“What did they have in the 19th century? They had horses, they had carriages and they had their own feet,” said Margaret Schelsinger, curator of the exhibit, as groups of school children dashed from a velocipede to a high wheel at a preview earlier this week.
She said that bicycles revolutionized the way the mail was delivered and people got to work, but the it went through some bizarre permutations before arriving at what we now recognize.
“The idea of this exhibit is to highlight this very personal machine,” Schelsinger said. “I don’t want to show people something they see all the time.”
The museum has pulled nine early prototype bikes from its collection and amassed a sampling of specialized contemporary bikes for the exhibit.
The exhibit starts with an 1818 walking machine, a forerunner to the bicycle that has no seat or pedals, but does have the iconic dual wheels.
“You didn’t straddle it,” Schelsinger said. “It’s almost like a scooter — almost like a push pedal.”
Many of the historic bicycles have not been on display at the museum in over two decades, Schelsinger said.
The exhibit walks visitors through the transition from bicycles being the sport of gentlemen at the velodrome racing velocipedes with their iconic giant wheel and tiny wheel arrangement to wooden bikes that opened the machine to the masses.

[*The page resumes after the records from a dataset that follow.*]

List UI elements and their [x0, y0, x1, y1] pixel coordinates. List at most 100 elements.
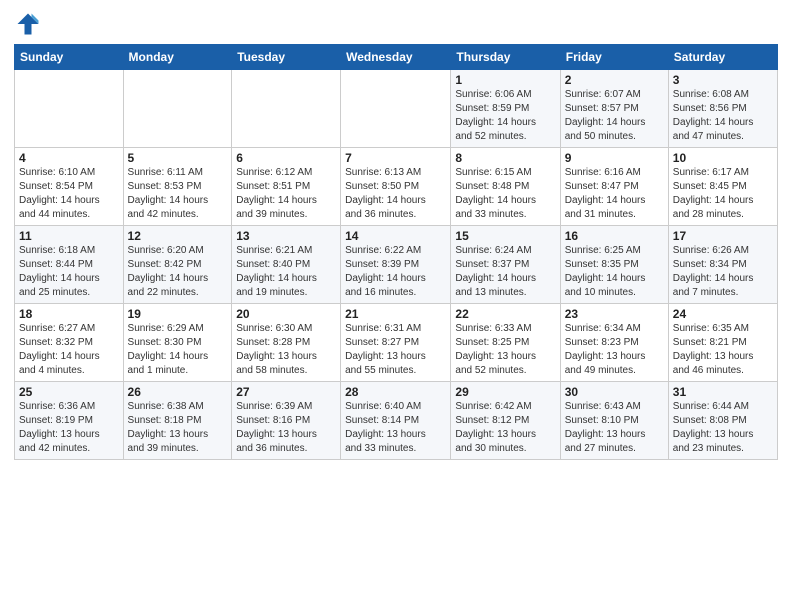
day-number: 26	[128, 385, 228, 399]
calendar-cell	[341, 70, 451, 148]
calendar-cell: 12Sunrise: 6:20 AM Sunset: 8:42 PM Dayli…	[123, 226, 232, 304]
day-number: 24	[673, 307, 773, 321]
calendar-cell: 16Sunrise: 6:25 AM Sunset: 8:35 PM Dayli…	[560, 226, 668, 304]
day-info: Sunrise: 6:30 AM Sunset: 8:28 PM Dayligh…	[236, 322, 336, 378]
day-info: Sunrise: 6:17 AM Sunset: 8:45 PM Dayligh…	[673, 166, 773, 222]
calendar-cell: 10Sunrise: 6:17 AM Sunset: 8:45 PM Dayli…	[668, 148, 777, 226]
day-number: 31	[673, 385, 773, 399]
day-info: Sunrise: 6:10 AM Sunset: 8:54 PM Dayligh…	[19, 166, 119, 222]
calendar-cell: 17Sunrise: 6:26 AM Sunset: 8:34 PM Dayli…	[668, 226, 777, 304]
calendar-cell: 31Sunrise: 6:44 AM Sunset: 8:08 PM Dayli…	[668, 382, 777, 460]
week-row-4: 18Sunrise: 6:27 AM Sunset: 8:32 PM Dayli…	[15, 304, 778, 382]
calendar-cell: 21Sunrise: 6:31 AM Sunset: 8:27 PM Dayli…	[341, 304, 451, 382]
day-number: 30	[565, 385, 664, 399]
page: SundayMondayTuesdayWednesdayThursdayFrid…	[0, 0, 792, 612]
day-info: Sunrise: 6:16 AM Sunset: 8:47 PM Dayligh…	[565, 166, 664, 222]
day-info: Sunrise: 6:39 AM Sunset: 8:16 PM Dayligh…	[236, 400, 336, 456]
calendar-cell: 29Sunrise: 6:42 AM Sunset: 8:12 PM Dayli…	[451, 382, 560, 460]
day-info: Sunrise: 6:38 AM Sunset: 8:18 PM Dayligh…	[128, 400, 228, 456]
calendar-cell	[15, 70, 124, 148]
calendar-cell: 14Sunrise: 6:22 AM Sunset: 8:39 PM Dayli…	[341, 226, 451, 304]
calendar-cell: 11Sunrise: 6:18 AM Sunset: 8:44 PM Dayli…	[15, 226, 124, 304]
day-info: Sunrise: 6:22 AM Sunset: 8:39 PM Dayligh…	[345, 244, 446, 300]
day-number: 22	[455, 307, 555, 321]
week-row-5: 25Sunrise: 6:36 AM Sunset: 8:19 PM Dayli…	[15, 382, 778, 460]
day-info: Sunrise: 6:20 AM Sunset: 8:42 PM Dayligh…	[128, 244, 228, 300]
calendar-cell: 4Sunrise: 6:10 AM Sunset: 8:54 PM Daylig…	[15, 148, 124, 226]
calendar-cell	[232, 70, 341, 148]
calendar-cell: 18Sunrise: 6:27 AM Sunset: 8:32 PM Dayli…	[15, 304, 124, 382]
calendar-cell: 27Sunrise: 6:39 AM Sunset: 8:16 PM Dayli…	[232, 382, 341, 460]
calendar-header: SundayMondayTuesdayWednesdayThursdayFrid…	[15, 45, 778, 70]
day-info: Sunrise: 6:33 AM Sunset: 8:25 PM Dayligh…	[455, 322, 555, 378]
weekday-header-tuesday: Tuesday	[232, 45, 341, 70]
day-number: 14	[345, 229, 446, 243]
weekday-header-friday: Friday	[560, 45, 668, 70]
calendar-cell: 26Sunrise: 6:38 AM Sunset: 8:18 PM Dayli…	[123, 382, 232, 460]
day-number: 5	[128, 151, 228, 165]
day-number: 27	[236, 385, 336, 399]
day-info: Sunrise: 6:07 AM Sunset: 8:57 PM Dayligh…	[565, 88, 664, 144]
day-number: 15	[455, 229, 555, 243]
day-info: Sunrise: 6:15 AM Sunset: 8:48 PM Dayligh…	[455, 166, 555, 222]
calendar-cell: 22Sunrise: 6:33 AM Sunset: 8:25 PM Dayli…	[451, 304, 560, 382]
day-number: 4	[19, 151, 119, 165]
day-info: Sunrise: 6:06 AM Sunset: 8:59 PM Dayligh…	[455, 88, 555, 144]
logo	[14, 10, 46, 38]
weekday-header-wednesday: Wednesday	[341, 45, 451, 70]
day-number: 12	[128, 229, 228, 243]
weekday-row: SundayMondayTuesdayWednesdayThursdayFrid…	[15, 45, 778, 70]
day-info: Sunrise: 6:24 AM Sunset: 8:37 PM Dayligh…	[455, 244, 555, 300]
day-info: Sunrise: 6:13 AM Sunset: 8:50 PM Dayligh…	[345, 166, 446, 222]
day-number: 7	[345, 151, 446, 165]
day-info: Sunrise: 6:43 AM Sunset: 8:10 PM Dayligh…	[565, 400, 664, 456]
day-info: Sunrise: 6:21 AM Sunset: 8:40 PM Dayligh…	[236, 244, 336, 300]
week-row-1: 1Sunrise: 6:06 AM Sunset: 8:59 PM Daylig…	[15, 70, 778, 148]
day-number: 17	[673, 229, 773, 243]
day-info: Sunrise: 6:34 AM Sunset: 8:23 PM Dayligh…	[565, 322, 664, 378]
day-number: 9	[565, 151, 664, 165]
calendar-cell: 2Sunrise: 6:07 AM Sunset: 8:57 PM Daylig…	[560, 70, 668, 148]
day-info: Sunrise: 6:42 AM Sunset: 8:12 PM Dayligh…	[455, 400, 555, 456]
calendar-cell: 28Sunrise: 6:40 AM Sunset: 8:14 PM Dayli…	[341, 382, 451, 460]
day-number: 16	[565, 229, 664, 243]
calendar-cell: 25Sunrise: 6:36 AM Sunset: 8:19 PM Dayli…	[15, 382, 124, 460]
weekday-header-monday: Monday	[123, 45, 232, 70]
day-info: Sunrise: 6:11 AM Sunset: 8:53 PM Dayligh…	[128, 166, 228, 222]
day-info: Sunrise: 6:18 AM Sunset: 8:44 PM Dayligh…	[19, 244, 119, 300]
day-number: 19	[128, 307, 228, 321]
day-info: Sunrise: 6:31 AM Sunset: 8:27 PM Dayligh…	[345, 322, 446, 378]
day-info: Sunrise: 6:12 AM Sunset: 8:51 PM Dayligh…	[236, 166, 336, 222]
week-row-3: 11Sunrise: 6:18 AM Sunset: 8:44 PM Dayli…	[15, 226, 778, 304]
calendar-cell: 23Sunrise: 6:34 AM Sunset: 8:23 PM Dayli…	[560, 304, 668, 382]
day-info: Sunrise: 6:40 AM Sunset: 8:14 PM Dayligh…	[345, 400, 446, 456]
day-number: 13	[236, 229, 336, 243]
day-info: Sunrise: 6:27 AM Sunset: 8:32 PM Dayligh…	[19, 322, 119, 378]
day-number: 20	[236, 307, 336, 321]
logo-icon	[14, 10, 42, 38]
day-info: Sunrise: 6:35 AM Sunset: 8:21 PM Dayligh…	[673, 322, 773, 378]
weekday-header-saturday: Saturday	[668, 45, 777, 70]
calendar-cell: 5Sunrise: 6:11 AM Sunset: 8:53 PM Daylig…	[123, 148, 232, 226]
calendar-cell: 13Sunrise: 6:21 AM Sunset: 8:40 PM Dayli…	[232, 226, 341, 304]
calendar-cell: 24Sunrise: 6:35 AM Sunset: 8:21 PM Dayli…	[668, 304, 777, 382]
day-number: 23	[565, 307, 664, 321]
day-number: 8	[455, 151, 555, 165]
calendar-cell: 6Sunrise: 6:12 AM Sunset: 8:51 PM Daylig…	[232, 148, 341, 226]
calendar-table: SundayMondayTuesdayWednesdayThursdayFrid…	[14, 44, 778, 460]
calendar-body: 1Sunrise: 6:06 AM Sunset: 8:59 PM Daylig…	[15, 70, 778, 460]
day-info: Sunrise: 6:08 AM Sunset: 8:56 PM Dayligh…	[673, 88, 773, 144]
day-number: 28	[345, 385, 446, 399]
weekday-header-sunday: Sunday	[15, 45, 124, 70]
calendar-cell: 3Sunrise: 6:08 AM Sunset: 8:56 PM Daylig…	[668, 70, 777, 148]
calendar-cell: 20Sunrise: 6:30 AM Sunset: 8:28 PM Dayli…	[232, 304, 341, 382]
week-row-2: 4Sunrise: 6:10 AM Sunset: 8:54 PM Daylig…	[15, 148, 778, 226]
calendar-cell: 19Sunrise: 6:29 AM Sunset: 8:30 PM Dayli…	[123, 304, 232, 382]
day-info: Sunrise: 6:36 AM Sunset: 8:19 PM Dayligh…	[19, 400, 119, 456]
calendar-cell: 7Sunrise: 6:13 AM Sunset: 8:50 PM Daylig…	[341, 148, 451, 226]
day-number: 29	[455, 385, 555, 399]
day-number: 2	[565, 73, 664, 87]
day-number: 18	[19, 307, 119, 321]
calendar-cell: 15Sunrise: 6:24 AM Sunset: 8:37 PM Dayli…	[451, 226, 560, 304]
day-number: 11	[19, 229, 119, 243]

In the 1880s, a bicycle cost the equivalent of an average worker’s yearly salary, Schelsinger said. By the beginning of the 20th Century, a wood-frame bike cost about a month’s wages, she said.
At the end of the exhibit, Schelsinger has the newest in affordable bikes, a cardboard bike by Israeli engineer Izhar Gafni that costs about $30.
The exhibit on 200 years of bicycle innovations is included with general admission.